Seeking for advice on what to do.

My neighbour recently moved out (nearly 3 weeks now) and she lives about 5 miles from us at the moment.

They've owned a cat for a couple of years but they've never microchipped him and we doubt they bring him to the vet to do checks either, he hasn't even a collar on him with a phone number or a referral number!

Its been nearly two weeks now that we see the cat around our home, and after we've been in touch with them they claim the cat doesn't like his new house and therefore 'escapes' and comes back here... We also doubt they come and get him back again (apparently he doesn't go back his new home on his own). They have a communal garden with some other flats but they don't have a cat flap on their door, they are not willing to install one and they told me they open the door for him to let him out but I very much doubt they open it back again to let him in 

I sometimes feed him and I leave some water outside for the little creature... but I don't think it's just enough, he deserves love and I am sure he doesn't get enough from a family that claims 'have not got time and money to spend on him'.

We don't have space and money either to support him therefore we won't be able to take him home with us and I also think the process for him to get used to us will be very hard: the cat right now seems have lost weight and also looks very scared of everything (when I see him, the only way to make him eat is to feed him bit by bit cuddling him on his head, etc etc).

Right guys,

What to do now? 
Spoken to a lady that used to live here too and she thinks we should bring it to an animal shelter if after the summer she doesn't commit to take him home... 
I personally think that wait for the summer to end is such a long time and will be too late to rescue him...

Thank you for your advice guys!


----------



## ChaosCat (Dec 7, 2017)

Matt21 said:


> Hi guys,
> 
> Seeking for advice on what to do.
> 
> ...


Thank you for trying to help the little fellow! 
I agree- waiting until the end of summer is too long, better act directly before he loses all trust in humans. I'd contact a rescue and either bring him in if you can get him into a transport box or ask their help to get him. If he is chipped they will contact the ex-neighbours, of course. If he isn't he has got the chance of a new life with a loving family.


----------



## Calvine (Aug 20, 2012)

@Matt21: Five miles is a long way for a cat to go back to his old home, altho' not impossible I guess. Are you sure they did actually take him with them? Right now is the start of the ''kitten season'' and all the charities, big and small, will be full to bursting so I would get him on a waiting list at least (not the RSPCA). What area are you?


----------



## chillminx (Nov 22, 2010)

@Matt21 - is the cat un-neutered? Microchipping is usually done at the same time as neutering, which is why I am wondering. If he is not neutered it is possible he could find his way back to his old house - entire male cats do have large territories. And if he is shut out of his new home a lot of the time, his instinct will tell him to try and find his way back to the home where he can get indoors.

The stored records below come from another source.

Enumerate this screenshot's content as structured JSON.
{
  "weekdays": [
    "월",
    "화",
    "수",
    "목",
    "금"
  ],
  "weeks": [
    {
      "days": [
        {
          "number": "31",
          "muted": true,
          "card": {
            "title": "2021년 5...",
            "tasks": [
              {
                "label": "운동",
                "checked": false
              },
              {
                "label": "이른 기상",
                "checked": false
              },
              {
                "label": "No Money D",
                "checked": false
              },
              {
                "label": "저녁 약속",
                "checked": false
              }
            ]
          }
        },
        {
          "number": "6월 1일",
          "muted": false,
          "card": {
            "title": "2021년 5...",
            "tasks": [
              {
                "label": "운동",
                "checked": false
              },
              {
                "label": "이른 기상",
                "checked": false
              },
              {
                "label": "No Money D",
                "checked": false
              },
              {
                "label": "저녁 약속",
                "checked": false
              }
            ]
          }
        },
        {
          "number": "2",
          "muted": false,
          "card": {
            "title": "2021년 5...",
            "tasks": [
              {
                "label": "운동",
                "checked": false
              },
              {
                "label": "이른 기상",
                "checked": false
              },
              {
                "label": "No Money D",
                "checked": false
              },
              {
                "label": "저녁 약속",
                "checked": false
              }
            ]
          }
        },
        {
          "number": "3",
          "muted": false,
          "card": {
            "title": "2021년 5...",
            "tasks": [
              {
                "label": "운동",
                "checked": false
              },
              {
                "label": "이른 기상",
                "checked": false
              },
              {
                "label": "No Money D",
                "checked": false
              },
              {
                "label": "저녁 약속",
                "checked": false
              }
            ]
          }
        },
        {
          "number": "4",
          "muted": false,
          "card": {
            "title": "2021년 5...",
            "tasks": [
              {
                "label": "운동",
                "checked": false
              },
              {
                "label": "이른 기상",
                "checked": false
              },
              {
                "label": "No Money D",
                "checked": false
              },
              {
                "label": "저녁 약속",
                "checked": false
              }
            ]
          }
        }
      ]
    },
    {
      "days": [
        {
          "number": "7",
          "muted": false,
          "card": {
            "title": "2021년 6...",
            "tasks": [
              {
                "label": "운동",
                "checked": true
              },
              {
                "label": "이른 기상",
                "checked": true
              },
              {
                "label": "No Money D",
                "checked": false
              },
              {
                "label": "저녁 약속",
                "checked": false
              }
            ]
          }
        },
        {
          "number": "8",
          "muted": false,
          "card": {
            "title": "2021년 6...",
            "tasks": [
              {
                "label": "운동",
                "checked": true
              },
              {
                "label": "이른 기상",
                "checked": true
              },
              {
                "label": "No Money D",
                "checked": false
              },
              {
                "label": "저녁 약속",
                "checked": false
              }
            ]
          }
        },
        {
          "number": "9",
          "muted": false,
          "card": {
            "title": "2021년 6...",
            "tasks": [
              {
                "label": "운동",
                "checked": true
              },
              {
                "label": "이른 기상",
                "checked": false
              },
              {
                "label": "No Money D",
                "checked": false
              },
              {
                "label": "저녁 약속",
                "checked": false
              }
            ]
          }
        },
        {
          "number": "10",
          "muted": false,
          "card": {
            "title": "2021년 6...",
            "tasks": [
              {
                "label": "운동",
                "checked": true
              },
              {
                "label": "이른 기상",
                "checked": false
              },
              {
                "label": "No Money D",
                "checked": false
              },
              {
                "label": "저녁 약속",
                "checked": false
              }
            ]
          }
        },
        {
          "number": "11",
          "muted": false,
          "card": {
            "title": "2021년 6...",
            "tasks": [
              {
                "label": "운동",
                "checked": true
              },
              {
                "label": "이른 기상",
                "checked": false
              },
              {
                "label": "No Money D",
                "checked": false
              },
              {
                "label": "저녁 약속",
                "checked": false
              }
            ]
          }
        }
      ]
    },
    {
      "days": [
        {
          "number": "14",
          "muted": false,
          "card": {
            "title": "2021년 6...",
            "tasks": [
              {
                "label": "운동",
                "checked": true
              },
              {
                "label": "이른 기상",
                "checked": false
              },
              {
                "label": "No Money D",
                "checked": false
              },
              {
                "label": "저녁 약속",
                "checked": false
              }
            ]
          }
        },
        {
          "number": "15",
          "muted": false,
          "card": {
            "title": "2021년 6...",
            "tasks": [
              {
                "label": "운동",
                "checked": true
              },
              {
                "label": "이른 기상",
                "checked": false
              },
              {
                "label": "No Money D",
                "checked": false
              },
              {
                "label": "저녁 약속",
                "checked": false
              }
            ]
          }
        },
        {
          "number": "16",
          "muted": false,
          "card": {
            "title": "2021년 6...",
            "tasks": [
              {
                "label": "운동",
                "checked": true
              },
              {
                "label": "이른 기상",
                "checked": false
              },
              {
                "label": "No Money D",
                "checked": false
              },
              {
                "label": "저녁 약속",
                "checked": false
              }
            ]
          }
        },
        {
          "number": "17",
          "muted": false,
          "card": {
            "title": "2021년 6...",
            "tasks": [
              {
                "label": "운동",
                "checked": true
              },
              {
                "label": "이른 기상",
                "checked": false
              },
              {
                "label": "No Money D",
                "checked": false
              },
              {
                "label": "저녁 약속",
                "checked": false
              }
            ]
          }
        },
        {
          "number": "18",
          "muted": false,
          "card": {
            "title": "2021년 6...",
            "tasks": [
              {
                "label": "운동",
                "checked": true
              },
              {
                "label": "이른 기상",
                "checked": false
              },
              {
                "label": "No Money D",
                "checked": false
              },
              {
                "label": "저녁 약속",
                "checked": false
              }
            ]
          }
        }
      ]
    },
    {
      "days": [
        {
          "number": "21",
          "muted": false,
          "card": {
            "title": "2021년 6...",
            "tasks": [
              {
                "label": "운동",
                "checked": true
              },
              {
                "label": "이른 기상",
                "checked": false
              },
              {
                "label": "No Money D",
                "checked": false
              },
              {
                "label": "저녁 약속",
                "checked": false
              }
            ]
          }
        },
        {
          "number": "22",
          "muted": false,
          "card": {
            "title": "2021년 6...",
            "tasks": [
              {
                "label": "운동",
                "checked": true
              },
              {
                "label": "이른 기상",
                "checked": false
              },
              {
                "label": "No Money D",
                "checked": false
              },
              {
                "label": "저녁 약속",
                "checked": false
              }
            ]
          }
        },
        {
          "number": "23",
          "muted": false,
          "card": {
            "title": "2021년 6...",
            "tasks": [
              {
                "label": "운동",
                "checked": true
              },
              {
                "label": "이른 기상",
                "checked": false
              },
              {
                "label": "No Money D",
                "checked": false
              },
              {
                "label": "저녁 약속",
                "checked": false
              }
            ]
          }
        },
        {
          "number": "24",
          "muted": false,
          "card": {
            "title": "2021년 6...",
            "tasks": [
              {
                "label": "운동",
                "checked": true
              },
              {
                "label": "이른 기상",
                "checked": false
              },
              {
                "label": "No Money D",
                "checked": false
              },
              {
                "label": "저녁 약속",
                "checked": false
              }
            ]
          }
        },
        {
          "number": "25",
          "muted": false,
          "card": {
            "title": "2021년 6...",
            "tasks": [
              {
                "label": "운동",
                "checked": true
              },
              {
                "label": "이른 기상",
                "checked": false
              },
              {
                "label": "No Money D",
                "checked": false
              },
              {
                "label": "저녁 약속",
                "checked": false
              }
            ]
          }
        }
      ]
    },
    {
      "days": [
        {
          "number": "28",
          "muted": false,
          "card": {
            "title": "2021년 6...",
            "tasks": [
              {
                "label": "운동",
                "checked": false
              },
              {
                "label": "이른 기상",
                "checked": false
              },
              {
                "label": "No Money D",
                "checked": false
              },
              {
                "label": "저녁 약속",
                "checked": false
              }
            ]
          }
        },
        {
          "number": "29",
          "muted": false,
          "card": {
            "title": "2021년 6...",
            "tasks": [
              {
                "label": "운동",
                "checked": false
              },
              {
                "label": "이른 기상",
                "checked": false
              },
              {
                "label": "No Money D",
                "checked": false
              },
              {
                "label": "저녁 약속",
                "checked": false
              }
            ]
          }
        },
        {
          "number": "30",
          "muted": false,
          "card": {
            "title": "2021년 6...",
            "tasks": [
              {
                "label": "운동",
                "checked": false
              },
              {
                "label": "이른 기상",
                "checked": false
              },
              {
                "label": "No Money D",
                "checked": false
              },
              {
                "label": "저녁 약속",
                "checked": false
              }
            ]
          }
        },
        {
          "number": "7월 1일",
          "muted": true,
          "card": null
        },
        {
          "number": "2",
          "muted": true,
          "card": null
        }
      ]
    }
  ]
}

If I were you I would contact the cat's owners again and ask if they want the cat or whether it is OK for you to find him a new home. Say that you will look after him until he is rehomed. If the owner agrees, write down the details of your conversation and the date, and keep it safely, as it is evidence they agreed for the cat to be re-homed (ideally you would get them to sign over the cat to you and if you can get them to do that, so much the better).

If the owner agrees you can look after him and says they do not want him back, then I advise you to contact all the local cat rescues, particularly Cats Protection and explain the situation, and that you cannot afford to adopt the cat or feed him, so you want him to be rescued and rehomed. They should be able to either take him in, or tell you when they could take him in, (which as Calvine said may not be until after Kitten Season is over in October.) . They should also provide you with cat food to feed him while you are looking after him.

And if he has not been neutered Cats Protection will give you a voucher to pay the vet fees for the operation.

If you can say which part of the UK you are located in, e.g the town, we may be able to suggest the best Rescues to approach.


----------